O resultado parcial desse movimento migratório é o empobrecimento das grandes cidades. Em contraste, o interior vê trabalhadores remotos e seus salários se somarem ao crescimento do agronegócio. 

A oportunidade de replanejar as cidades.

Ainda é cedo para afirmar que o Brasil vive um êxodo urbano. Mas a relação das pessoas com a cidade está mudando para sempre. 

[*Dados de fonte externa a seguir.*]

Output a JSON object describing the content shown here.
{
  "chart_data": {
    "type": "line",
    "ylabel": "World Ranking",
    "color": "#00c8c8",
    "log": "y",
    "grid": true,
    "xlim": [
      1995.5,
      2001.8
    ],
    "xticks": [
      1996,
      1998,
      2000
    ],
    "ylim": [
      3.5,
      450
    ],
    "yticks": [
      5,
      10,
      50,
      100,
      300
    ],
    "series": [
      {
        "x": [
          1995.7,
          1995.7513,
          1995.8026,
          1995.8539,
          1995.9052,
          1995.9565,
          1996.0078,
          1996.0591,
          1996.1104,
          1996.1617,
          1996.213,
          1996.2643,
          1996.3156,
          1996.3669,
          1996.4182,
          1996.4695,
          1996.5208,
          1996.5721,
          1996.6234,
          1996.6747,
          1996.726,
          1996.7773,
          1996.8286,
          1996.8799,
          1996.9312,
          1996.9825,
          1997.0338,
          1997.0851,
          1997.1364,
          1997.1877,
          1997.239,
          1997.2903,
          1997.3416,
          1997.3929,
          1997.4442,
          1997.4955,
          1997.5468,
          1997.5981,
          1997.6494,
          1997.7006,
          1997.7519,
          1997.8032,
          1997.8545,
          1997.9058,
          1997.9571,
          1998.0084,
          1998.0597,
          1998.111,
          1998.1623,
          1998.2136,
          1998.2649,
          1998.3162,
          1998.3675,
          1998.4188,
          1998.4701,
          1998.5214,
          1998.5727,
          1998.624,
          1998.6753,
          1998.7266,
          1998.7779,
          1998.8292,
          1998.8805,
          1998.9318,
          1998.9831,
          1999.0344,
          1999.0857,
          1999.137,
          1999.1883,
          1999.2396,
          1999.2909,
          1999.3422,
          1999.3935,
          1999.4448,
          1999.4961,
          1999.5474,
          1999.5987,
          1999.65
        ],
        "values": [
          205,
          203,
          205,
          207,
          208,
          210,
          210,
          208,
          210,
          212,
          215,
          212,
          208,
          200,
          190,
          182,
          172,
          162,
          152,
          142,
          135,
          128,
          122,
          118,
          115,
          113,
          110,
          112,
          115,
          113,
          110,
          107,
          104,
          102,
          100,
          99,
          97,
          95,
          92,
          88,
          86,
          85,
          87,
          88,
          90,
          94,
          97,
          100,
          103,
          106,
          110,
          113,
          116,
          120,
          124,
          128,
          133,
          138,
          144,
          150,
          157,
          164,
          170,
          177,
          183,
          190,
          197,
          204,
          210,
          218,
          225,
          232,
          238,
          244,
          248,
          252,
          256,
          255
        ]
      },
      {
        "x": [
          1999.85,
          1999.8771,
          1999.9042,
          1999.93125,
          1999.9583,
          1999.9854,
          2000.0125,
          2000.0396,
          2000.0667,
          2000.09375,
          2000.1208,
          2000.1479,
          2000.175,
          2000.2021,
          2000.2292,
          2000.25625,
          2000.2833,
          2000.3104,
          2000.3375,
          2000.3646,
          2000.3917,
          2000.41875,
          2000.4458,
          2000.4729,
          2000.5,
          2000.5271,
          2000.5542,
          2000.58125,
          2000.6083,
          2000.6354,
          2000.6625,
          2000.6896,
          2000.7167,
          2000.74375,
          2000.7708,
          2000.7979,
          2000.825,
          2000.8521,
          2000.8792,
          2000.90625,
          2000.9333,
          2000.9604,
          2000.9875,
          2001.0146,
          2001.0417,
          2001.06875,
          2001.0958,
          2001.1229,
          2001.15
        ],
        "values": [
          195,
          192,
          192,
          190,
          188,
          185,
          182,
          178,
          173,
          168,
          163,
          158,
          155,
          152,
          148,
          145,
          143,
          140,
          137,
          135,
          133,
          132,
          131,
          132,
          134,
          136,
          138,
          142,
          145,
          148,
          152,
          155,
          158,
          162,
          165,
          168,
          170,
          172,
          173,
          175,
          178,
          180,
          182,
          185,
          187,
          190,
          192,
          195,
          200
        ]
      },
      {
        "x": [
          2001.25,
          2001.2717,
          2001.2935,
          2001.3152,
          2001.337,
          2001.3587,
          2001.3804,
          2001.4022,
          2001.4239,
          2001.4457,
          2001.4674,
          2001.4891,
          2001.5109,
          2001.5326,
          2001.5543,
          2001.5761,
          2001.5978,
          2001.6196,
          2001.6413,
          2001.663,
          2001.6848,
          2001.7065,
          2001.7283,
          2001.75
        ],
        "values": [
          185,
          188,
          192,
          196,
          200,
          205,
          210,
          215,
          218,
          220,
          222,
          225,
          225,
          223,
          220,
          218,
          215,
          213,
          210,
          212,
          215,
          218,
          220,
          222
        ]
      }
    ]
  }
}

Toda mudança provocada por um agente externo mexe com as nossas zonas de conforto. Não planejamos quase nada dos efeitos provocados por esta pandemia. Mas a verdade é que estamos nos acostumando com novos hábitos. 

As grandes cidades têm agora uma oportunidade rara de discutir a relação com as pessoas. Podemos aproveitar o momento para debater grandes mudanças na mobilidade urbana, na arquitetura de ambientes públicos, no futuro das zonas comerciais e shoppings. São debates e alterações que podem melhorar nossa qualidade de vida nas grandes cidades brasileiras.

Não podemos achar que tudo vai voltar como era antes de março de 2020. É preciso debater as mudanças e adaptar as cidades para um novo momento da humanidade.